Dans un ouvrage publié aux Presses de l'Université du Québec en 2012, la chercheure a exploré le rôle de l'élite locale dans les processus de développement des régions périphériques au XIXe siècle et les stratégies d'accumulation et de gestion des ressources, en suivant le parcours de Louis Bertrand (1811-1871), un propriétaire foncier de L'Isle-Verte.

Motivée d'abord et avant tout par un intérêt dévorant pour son domaine de recherche et son sujet, Maude Flamand-Hubert a dû composer, comme tous les chercheurs, avec les exigences de production et de résultats, lesquelles se conjuguent parfois mal avec la rigueur nécessaire à la recherche. « On sent de plus en plus de pression pour publier très régulièrement et l'importance d'être cité souvent dans les travaux des autres, explique-t-elle. Pourtant, la recherche a besoin de temps pour porter ses fruits. Trop de rapidité peut menacer la qualité.
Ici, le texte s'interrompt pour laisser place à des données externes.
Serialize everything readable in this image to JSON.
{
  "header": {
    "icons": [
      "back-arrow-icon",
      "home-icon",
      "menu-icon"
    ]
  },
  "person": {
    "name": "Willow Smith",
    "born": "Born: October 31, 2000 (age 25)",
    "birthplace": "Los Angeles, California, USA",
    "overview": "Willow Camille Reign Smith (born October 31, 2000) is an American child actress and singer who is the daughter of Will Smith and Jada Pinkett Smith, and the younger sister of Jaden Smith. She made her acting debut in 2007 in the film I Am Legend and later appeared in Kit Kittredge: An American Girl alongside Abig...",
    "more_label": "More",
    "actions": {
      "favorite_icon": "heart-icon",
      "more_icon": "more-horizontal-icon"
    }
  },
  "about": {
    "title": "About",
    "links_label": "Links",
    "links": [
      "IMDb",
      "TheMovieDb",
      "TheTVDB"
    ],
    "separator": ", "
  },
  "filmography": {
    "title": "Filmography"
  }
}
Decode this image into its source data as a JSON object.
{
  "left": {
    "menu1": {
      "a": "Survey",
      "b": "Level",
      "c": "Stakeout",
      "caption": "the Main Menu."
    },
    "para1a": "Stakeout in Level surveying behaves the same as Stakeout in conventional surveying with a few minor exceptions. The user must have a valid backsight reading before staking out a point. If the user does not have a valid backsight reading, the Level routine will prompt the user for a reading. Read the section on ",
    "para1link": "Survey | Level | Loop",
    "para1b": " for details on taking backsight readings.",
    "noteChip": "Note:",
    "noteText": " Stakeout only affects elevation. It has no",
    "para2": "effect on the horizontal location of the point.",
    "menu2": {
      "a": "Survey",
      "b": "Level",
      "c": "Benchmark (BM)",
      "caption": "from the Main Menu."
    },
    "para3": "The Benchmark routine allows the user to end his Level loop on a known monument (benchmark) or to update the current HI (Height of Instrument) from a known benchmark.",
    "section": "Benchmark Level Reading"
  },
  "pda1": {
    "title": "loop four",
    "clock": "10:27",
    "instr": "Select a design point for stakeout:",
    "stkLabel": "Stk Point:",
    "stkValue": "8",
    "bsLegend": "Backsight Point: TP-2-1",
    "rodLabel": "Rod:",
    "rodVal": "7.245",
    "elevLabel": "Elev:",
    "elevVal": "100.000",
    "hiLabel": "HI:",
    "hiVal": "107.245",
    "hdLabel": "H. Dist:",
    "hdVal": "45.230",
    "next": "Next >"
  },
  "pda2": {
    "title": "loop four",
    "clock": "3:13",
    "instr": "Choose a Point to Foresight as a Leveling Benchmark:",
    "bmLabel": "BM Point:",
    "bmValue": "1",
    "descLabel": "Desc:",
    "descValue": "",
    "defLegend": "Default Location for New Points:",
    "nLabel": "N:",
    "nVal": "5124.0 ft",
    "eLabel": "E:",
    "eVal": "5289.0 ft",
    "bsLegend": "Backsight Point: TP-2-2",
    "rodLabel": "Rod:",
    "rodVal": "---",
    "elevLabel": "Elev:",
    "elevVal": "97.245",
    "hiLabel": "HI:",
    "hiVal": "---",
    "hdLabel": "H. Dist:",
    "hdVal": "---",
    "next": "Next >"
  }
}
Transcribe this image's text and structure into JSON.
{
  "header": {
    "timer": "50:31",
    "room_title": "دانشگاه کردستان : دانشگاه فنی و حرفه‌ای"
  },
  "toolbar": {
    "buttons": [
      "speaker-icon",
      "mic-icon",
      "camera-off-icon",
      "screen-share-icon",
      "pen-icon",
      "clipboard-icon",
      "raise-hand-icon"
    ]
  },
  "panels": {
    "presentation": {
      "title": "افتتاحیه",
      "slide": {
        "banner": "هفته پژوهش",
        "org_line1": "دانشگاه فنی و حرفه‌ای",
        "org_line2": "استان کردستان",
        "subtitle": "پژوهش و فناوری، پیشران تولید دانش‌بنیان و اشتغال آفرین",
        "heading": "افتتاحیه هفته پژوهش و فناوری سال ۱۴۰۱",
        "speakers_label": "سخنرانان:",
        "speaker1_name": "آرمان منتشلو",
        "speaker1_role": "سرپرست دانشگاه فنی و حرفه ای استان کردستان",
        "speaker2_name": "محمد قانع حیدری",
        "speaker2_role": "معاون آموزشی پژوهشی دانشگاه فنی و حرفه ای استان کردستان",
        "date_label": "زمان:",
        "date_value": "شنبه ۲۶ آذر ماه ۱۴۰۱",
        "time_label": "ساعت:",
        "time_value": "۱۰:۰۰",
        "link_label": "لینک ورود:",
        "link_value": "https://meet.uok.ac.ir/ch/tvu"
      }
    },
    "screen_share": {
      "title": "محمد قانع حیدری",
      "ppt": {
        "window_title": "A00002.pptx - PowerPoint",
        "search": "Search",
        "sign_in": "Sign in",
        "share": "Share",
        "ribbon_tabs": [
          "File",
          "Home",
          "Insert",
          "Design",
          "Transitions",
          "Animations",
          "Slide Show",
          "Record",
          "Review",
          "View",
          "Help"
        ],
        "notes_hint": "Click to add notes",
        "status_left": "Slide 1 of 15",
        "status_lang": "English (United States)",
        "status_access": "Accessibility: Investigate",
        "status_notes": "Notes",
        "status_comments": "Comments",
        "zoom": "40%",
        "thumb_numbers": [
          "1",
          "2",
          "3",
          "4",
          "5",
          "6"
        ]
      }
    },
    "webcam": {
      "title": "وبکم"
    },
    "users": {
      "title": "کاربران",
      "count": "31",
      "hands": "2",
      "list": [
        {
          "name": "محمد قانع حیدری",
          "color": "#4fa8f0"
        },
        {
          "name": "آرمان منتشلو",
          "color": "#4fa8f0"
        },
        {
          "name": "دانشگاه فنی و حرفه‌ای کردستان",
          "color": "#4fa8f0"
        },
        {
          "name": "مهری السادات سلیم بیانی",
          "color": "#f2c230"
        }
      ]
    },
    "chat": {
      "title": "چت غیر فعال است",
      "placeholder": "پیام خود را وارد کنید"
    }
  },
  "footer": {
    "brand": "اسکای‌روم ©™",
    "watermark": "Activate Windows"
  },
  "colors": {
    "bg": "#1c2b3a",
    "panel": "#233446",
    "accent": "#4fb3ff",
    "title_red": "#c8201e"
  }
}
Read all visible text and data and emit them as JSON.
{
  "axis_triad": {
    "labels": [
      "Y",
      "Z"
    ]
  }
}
Il faut préserver la place de la recherche fondamentale, qui exige du temps. »

Afin d'améliorer ses perspectives d'emploi et de devenir une chercheure plus accomplie, l'étudiante juge essentiel de développer un réseau très étendu et d'acquérir des compétences connexes. Dans son cas, celles qu'elle a acquises dans les domaines de la gestion et du patrimoine se sont avérées très utiles.